Gathering Evidence: Model-Driven Software Engineering in Automated Digital Forensics

Jeroen van den Bos

Promotor: prof.dr. P. Klint (UvA and CWI)
Copromotor: dr. T. van der Storm (CWI)
Universiteit van Amsterdam
Date: 9 January, 2014, 10:00
Thesis: PDF


Digital forensics concerns the acquisition, recovery and analysis of information stored on digital devices for the purpose of answering legal questions. Exponential increases in available storage capacity and network bandwidth, as well as growing device and service adoption by the public, have made manual inspection of all potentially relevant information infeasible in nearly all cases. A solution to this problem is automated digital forensics, which is the use of software to perform tasks in digital forensics automatically, reducing the time required to get results.

Many software engineering techniques exist that allow the construction of high performance and scalable solutions in the domain of digital forensics. Unfortunately, another major requirement complicates the application of most techniques: high variability in the shape of how investigated information is stored. The amount of different devices, networks, platforms, and applications is huge and constantly in motion. This leads to a constant stream of required changes to digital forensics software in order to recover as much information as possible.

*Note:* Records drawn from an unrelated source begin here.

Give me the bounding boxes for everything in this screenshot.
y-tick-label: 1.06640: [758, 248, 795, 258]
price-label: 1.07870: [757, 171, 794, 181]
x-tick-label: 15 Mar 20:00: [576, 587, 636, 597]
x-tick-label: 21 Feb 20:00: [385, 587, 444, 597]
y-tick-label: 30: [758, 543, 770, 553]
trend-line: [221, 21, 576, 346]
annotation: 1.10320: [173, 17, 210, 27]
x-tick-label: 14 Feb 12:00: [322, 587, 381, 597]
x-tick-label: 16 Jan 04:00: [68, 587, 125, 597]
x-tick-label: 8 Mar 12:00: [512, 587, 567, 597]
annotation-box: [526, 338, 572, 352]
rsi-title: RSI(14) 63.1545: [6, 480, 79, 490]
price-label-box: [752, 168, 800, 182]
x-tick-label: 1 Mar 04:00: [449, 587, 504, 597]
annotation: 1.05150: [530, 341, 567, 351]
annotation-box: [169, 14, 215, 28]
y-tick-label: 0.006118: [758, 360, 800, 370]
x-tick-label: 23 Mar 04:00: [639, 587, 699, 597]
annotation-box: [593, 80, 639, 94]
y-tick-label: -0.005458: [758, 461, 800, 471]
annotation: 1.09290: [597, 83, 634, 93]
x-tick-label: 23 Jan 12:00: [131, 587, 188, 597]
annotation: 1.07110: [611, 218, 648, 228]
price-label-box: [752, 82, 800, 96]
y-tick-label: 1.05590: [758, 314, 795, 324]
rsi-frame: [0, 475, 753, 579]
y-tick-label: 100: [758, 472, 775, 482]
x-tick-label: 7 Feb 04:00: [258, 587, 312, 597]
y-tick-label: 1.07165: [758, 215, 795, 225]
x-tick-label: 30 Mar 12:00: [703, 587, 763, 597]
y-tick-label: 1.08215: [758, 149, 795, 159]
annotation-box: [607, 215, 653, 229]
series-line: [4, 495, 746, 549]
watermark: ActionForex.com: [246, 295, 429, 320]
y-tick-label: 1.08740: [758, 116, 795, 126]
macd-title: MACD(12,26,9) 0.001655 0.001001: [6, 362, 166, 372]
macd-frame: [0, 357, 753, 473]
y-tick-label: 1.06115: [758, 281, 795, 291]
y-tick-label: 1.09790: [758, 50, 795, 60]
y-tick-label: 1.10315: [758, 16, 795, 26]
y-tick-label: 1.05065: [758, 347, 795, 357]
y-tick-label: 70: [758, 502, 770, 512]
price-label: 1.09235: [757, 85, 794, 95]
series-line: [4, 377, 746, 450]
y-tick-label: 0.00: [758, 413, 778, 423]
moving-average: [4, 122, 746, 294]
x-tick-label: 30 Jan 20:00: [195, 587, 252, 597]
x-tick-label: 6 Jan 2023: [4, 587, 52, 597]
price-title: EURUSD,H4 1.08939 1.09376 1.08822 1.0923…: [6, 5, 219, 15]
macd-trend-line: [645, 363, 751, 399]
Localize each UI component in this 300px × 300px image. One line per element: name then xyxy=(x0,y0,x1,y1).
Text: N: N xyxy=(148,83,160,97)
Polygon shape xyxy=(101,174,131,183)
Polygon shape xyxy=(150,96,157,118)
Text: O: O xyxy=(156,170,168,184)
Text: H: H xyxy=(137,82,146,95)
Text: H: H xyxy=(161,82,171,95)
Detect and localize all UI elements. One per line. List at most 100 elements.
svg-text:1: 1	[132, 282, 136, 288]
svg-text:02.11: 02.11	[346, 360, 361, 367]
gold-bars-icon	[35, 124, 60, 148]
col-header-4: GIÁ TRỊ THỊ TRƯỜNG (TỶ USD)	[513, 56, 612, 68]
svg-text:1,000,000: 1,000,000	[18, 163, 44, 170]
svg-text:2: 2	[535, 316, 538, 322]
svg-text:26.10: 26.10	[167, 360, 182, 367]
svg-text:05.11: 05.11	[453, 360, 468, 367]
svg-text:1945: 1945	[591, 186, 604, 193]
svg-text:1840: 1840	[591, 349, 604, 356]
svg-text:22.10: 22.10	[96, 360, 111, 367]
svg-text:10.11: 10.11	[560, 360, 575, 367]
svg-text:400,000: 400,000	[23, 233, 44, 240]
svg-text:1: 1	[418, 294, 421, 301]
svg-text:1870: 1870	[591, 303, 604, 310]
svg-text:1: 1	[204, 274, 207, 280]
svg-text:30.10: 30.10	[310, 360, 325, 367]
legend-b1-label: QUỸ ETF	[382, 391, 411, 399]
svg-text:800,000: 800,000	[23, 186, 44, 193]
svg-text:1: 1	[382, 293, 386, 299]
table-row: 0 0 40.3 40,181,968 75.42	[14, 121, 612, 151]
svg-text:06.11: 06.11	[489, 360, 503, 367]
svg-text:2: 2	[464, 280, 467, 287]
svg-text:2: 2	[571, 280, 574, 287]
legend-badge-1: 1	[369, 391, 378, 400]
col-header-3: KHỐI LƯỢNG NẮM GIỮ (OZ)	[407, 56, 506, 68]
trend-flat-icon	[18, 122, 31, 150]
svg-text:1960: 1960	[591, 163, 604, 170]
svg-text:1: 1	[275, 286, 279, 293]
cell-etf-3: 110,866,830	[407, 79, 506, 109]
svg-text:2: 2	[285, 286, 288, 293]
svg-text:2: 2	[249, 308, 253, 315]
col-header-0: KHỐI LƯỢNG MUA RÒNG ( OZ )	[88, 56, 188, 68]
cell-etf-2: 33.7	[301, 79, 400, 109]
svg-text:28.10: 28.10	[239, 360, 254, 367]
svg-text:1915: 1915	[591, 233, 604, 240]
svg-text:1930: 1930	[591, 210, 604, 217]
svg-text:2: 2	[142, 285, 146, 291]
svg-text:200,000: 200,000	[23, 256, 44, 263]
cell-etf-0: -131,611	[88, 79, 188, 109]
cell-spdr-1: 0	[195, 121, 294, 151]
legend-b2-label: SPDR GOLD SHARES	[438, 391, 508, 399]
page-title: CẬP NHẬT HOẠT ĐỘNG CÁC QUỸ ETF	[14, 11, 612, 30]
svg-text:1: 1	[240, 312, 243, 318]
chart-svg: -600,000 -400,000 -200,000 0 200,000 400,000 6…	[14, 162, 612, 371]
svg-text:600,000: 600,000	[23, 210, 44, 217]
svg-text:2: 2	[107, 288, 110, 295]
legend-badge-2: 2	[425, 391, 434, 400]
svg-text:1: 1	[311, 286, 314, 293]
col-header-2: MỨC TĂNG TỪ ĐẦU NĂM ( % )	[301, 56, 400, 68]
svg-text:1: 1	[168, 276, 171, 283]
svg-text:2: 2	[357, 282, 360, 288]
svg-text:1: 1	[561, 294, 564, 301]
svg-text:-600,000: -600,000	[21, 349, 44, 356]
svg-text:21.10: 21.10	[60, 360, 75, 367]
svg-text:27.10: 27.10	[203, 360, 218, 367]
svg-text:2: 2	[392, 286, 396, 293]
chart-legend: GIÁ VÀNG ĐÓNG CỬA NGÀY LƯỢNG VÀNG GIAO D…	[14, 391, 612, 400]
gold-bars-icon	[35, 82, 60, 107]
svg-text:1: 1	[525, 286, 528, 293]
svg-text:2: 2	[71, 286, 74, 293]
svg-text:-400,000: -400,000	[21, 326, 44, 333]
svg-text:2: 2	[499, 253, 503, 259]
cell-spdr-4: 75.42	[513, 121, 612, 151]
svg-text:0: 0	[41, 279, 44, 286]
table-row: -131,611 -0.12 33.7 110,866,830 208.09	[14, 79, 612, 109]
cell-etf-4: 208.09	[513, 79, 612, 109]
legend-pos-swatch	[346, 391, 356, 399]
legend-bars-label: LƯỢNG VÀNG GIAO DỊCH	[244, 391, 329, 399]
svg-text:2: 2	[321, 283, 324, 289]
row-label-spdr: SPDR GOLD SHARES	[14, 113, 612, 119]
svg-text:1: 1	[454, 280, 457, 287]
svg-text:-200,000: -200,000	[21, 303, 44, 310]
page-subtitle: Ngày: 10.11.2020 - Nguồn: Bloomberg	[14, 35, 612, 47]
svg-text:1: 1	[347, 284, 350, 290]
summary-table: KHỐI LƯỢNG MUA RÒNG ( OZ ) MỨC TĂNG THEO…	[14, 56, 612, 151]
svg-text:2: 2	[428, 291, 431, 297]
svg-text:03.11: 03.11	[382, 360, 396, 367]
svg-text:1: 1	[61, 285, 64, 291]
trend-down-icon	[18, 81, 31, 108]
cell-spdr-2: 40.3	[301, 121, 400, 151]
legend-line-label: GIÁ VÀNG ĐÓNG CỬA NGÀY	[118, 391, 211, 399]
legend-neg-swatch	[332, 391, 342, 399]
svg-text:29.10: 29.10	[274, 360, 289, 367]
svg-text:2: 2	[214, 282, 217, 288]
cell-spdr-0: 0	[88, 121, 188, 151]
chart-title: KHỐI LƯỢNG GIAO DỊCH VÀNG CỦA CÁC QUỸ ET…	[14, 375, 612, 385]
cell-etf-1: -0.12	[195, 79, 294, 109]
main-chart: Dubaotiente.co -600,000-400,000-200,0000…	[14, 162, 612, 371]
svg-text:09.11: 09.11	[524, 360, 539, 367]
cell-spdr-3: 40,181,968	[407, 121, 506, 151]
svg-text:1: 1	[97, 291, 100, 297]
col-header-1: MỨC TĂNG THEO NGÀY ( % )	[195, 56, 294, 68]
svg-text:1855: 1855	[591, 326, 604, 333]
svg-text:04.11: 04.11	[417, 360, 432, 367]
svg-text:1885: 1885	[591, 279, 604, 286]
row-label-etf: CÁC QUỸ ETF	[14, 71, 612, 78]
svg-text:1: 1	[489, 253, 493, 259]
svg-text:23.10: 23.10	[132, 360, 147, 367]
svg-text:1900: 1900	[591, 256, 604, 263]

Factoring out this variability so that the constantly changing aspects of a solution can evolve separately from the other parts is a supposed strength of model-driven software engineering (MDSE). This separation of concerns is achieved through the use of a domain-specific language (DSL), which is a custom notation used to specify the changing parts of a solution. Changes expressed in this DSL are then automatically applied through the use of transformation tools such as code generators and interpreters, which handle fixed requirements such as high performance.

This thesis presents analyses and experiments that were performed in order to discover if and how model-driven software engineering can be used in the development and maintenance of solutions in the domain of automated digital forensics.
The contributions are the following:

  • Domain analyses to establish initial requirements, including the domain of automated digital forensics in general, and data recovery and aspects of binary file formats in particular. Specific areas of interest are identified for the development of binary file format validators, including magic numbers, data dependencies, internal verification, output analysis, and data decoding.
  • Implementation of a DSL to describe binary file formats, applied in a forensic data recovery tool called a file carver. Experimental evaluation shows that the proposed model-driven approach has no negative effects on the runtime performance and data recovery qualities of the final solution, but does allow clear separation of concerns and requires a smaller amount of code to maintain.
  • Implementation of a set of model transformations to let the user of the file carver trade accuracy of data recovery for runtime performance, without requiring changes by a software engineer. Experimental evaluation on a custom benchmark shows that runtime performance gains of up to a factor of three can be achieved, at the expense of up to 8% in precision and 5% in recall.
  • Design of an experimental approach to observe the maintenance characteristics of a DSL, by generating realistic maintenance scenarios from a corpus of representative inputs. Application of the approach on the proposed DSL, which shows that it can accommodate all expected changes, but also identifies three language features to consider for further improvement.
  • Implementation of an integrated development environment (IDE) that provides the DSL user with a fully synchronized view of all relevant information during development and maintenance. This includes syntax-colored views of the static file format description, the dynamic data recovery program state, as well as the input data.

Additionally, the entire research presented in this thesis forms a single and extensive case study in the application of MDSE in the domain of automated digital forensics, using the Rascal metaprogramming language. It contributes evidence for the successful application of MDSE in general, as well as in the domain of automated digital forensics in particular. The relatively small and versatile implementations provide a strong case for the usefulness and applicability of Rascal in DSL engineering.